Érotisme.
Télétravailler avec elle à la maison est un enfer. Ou disons que c’est l’enfer pour ma “to-do” de travail, le paradis sur tous les autres plans. L’un dans l’autre, j’y retourne tous les lundis. Et c’est devenu un jeu pour elle : trouver une nouvelle façon de perturber ma concentration, de me détourner de mes tâches et de faire en sorte que mon désir pour elle devienne trop impérieux pour être remis à plus tard.
Et on peut dire qu’elle est ingénieuse.
Elle s’amuse à porter ses tenues les plus sexy, les renouvelant sans cesse d’un accessoire, d’une pose, d’un rôle qu’elle se donne.
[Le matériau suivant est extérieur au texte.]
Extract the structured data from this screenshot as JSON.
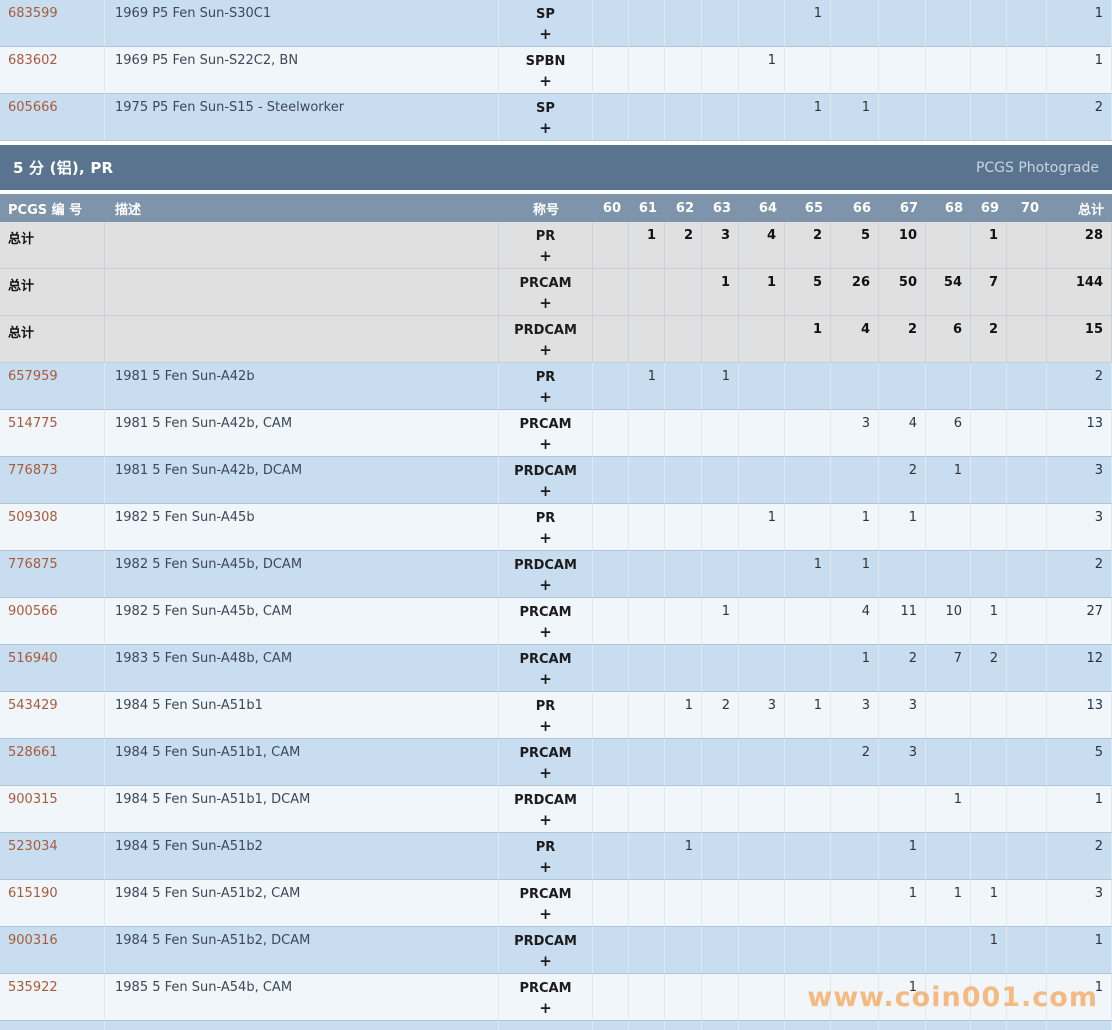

Les renouvelant tout court parfois. Un lundi matin comme un autre elle est partie s’acheter un body totalement superflu tant il ne dissimulait rien et était revenue comme si de rien n’était, passant la porte en claironnant “ça te plaît” ? Son trench coat grand ouvert sur une dentelle qui m’avait fait lâcher immédiatement mes tableurs excel.
Après avoir retrouvé mes esprits - et accessoirement dévoré son corps - je lui avais demandé à quel moment elle avait bien pu l’enfiler entre le magasin et la maison. Elle avait tout bonnement mis la vendeuse dans la confidence. Rien ne la gêne, rien ne l’arrête quand il s’agit de notre plaisir.
Parfois elle n’a même pas besoin de se dénuder. Elle connaît mes goûts. Elle sait quelles sont les robes qui me rendent fou, une couleur qui lui va un peu trop bien, une coupe qui met un peu trop en valeur sa poitrine ou ses fesses rebondies.
Une fois je n’avais même pas eu le temps d’ouvrir ma session pro. Je l’avais retrouvée, après ma douche et alors que je l’avais copieusement baisée au réveil espérant qu’elle s’en contente au moins pour la matinée, assise sur la table, juste à côté de mon clavier, jambes croisées dans un tailleur jupe et des talons aiguilles vertigineux qu’elle ne porte que pour moi, en guise d’amuse-bouche pour nos ébats.
Je me souviens d’avoir été pris d’un fou rire. Un mélange de désespoir et de réalisation de la chance que j’ai de l’avoir trouvée, d’avoir cette relation complètement dingue. Libre, profonde, de confiance. Elle n’a jamais rien exigé d’autre que ma transparence et ma franchise, à la fois amante et amie, je n’ai plus aucun tabou pour elle. Je comprends ses sourires, je connais ses failles, ses forces et les blessures trop profondes pour être guéries par moi. Elle n’attend pas de moi que je la protège, elle veut que je sois un partenaire. Des égaux. Et je l’aime pour ça. Il est tellement doux de se savoir désiré sans conditions, de savoir qu’elle ne vient que pour moi et pas pour ce que je pourrais lui offrir.
Je connais l’éclat de ses yeux quand une idée lui traverse l’esprit, une nouvelle façon de m’allumer. Il lui en passe des dizaines à la journée.
Parfois je tente de lui résister, au moins un peu. Rien n’est plus drôle que de la voir retenir ses froncements de sourcil et ses agacements. Elle sait que je joue avec elle moi aussi et elle déteste perdre. Quitte à me rendre fou et puis me laisser en plan pour bien me faire comprendre qu’elle gagne toujours.
Ce matin, elle descend alors que j’ai déjà entamé ma journée depuis une bonne heure. Dans une tunique en soie que je lui ai offerte à Noël, mal attachée, elle laisse apercevoir l’ensemble que j’aime le plus, celui qui me donne envie de le lui arracher chaque fois qu’elle le porte. Je lui jette un regard soupçonneux tandis qu’elle part s’asseoir nonchalamment dans le canapé avec sa tasse de thé fumant.
“Tu ne m’as pas embrassée ce matin en te levant.”
“Bien sûr que si, sur le front, tu dormais trop profondément pour que je me permette quoi que ce soit d’autre.”
Elle fait la moue, visiblement peu convaincue. Pourtant c’est la stricte vérité. J’ai encore son image imprégnée dans la rétine. Elle me tournait le dos, sur son flanc droit, entièrement nue et drapée par la lumière du soleil qui traversait la fenêtre dont elle ne ferme jamais la persienne. Je me souviens de l’éclat de ses cheveux vénitien. J’avais eu très envie de la culbuter, de mordre dans sa chair, glisser mon nez dans la raie de ses fesses jusqu’à sa chatte pour la sentir au petit matin. Mais je m’étais retenu parce qu’elle avait eu du mal à trouver le sommeil la veille. Et, accessoirement, parce que plus elle dormait, plus je pouvais avancer sur mes tâches de la journée. Je savais que son corps serait mien très vite.